Travels with USC Dornsife
Back at USC, Dale-Huang found plenty of other educational travel opportunities. She adored her Maymester international relations course in Singapore, “America’s Pacific Century,” which brought together a group of Singaporean and USC students.
“We traveled around with them to D.C., Singapore and Los Angeles, interviewing scholars and policymakers to get their recommendations on how the U.S. could improve its ‘pivot’ to East Asia policy,” she said, referring to then-President Barack Obama’s foreign policy strategy for the region.
She also participated in USC Dornsife’s Washington, D.C., Program, spending a semester in the nation’s capital to study and work in an area tailored to her interest. There she met David Livingston ’10, who was leading one of the courses and encouraged her to apply for the Carnegie Junior Fellows program. In 2010, Livingston was USC’s first student to earn the fellowship. Dale-Huang kept the idea in mind, and as a senior, applied.
Each year the Carnegie Junior Fellows program awards 10 to 12 one-year fellowships to highly qualified candidates. Recipients work as research assistants to senior associates of the Carnegie Endowment for International Peace. Bolstered by her Mandarin skills, Dale-Huang was selected as the sole Carnegie Junior Fellow for China. This fall she will begin her post in Washington, D.C., where she will research Chinese foreign security policy, U.S.-China relations and strategic development for East Asia.
Beefing up her resume on campus
Dale-Huang has been very involved at the USC U.S.-China Institute, working as an office assistant and writing for their magazine US-China Today. She has also worked for the past year and a half as a research assistant for David Kang, professor of international relations, business, and East Asian languages and cultures, who has been working on his MacArthur grant-funded project on East Asian military expenditures.
“I helped him with some of his research and the copy editing for the book, and now it’s going to be published later this year,” she said. “It’s been a very good experience and he’s become a really big mentor of mine.”
Kang said Dale-Huang was a joy to work with.
“I’m not at all surprised by her success because she’s exactly the type of student USC is trying to attract,” he said. “She is so humble and hard-working, and yet has such passion for what she’s doing. I think the world of her and look forward to seeing what she does in the future.”
As graduation nears and Dale-Huang reflects on her college experience, she talks about the importance of having learned to take risks and stay open-minded.
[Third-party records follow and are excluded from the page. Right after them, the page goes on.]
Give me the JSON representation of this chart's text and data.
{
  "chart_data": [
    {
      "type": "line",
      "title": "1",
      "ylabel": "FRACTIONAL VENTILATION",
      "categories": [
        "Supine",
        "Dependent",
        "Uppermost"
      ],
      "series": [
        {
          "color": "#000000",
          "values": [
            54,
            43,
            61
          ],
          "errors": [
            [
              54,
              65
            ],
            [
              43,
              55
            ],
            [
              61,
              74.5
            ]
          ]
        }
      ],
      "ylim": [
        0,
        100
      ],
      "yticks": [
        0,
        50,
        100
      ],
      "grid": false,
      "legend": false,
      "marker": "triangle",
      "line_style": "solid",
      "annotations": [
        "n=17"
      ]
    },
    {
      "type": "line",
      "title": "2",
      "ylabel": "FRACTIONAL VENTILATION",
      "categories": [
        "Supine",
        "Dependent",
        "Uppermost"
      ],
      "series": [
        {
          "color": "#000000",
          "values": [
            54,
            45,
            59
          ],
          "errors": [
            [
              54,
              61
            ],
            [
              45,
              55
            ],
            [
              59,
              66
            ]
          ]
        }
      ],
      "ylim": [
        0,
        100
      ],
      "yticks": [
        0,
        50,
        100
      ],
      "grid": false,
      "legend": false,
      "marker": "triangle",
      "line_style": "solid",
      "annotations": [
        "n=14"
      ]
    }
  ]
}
“I’ve always been the type of person that likes having a set schedule and wants to make sure everything stays in line,” she said. “But I think both Dr. Lamy and Dr. Kang have pushed me to not only explore my interests and find what I’m passionate about, but also try new things like going abroad for nine months or participating in all these different programs.”
Pausing for a moment, she added, “They’ve helped me realize how unique the opportunities at USC are. I look forward to taking what I have learned from my time at USC abroad, and applying it to my work in D.C.”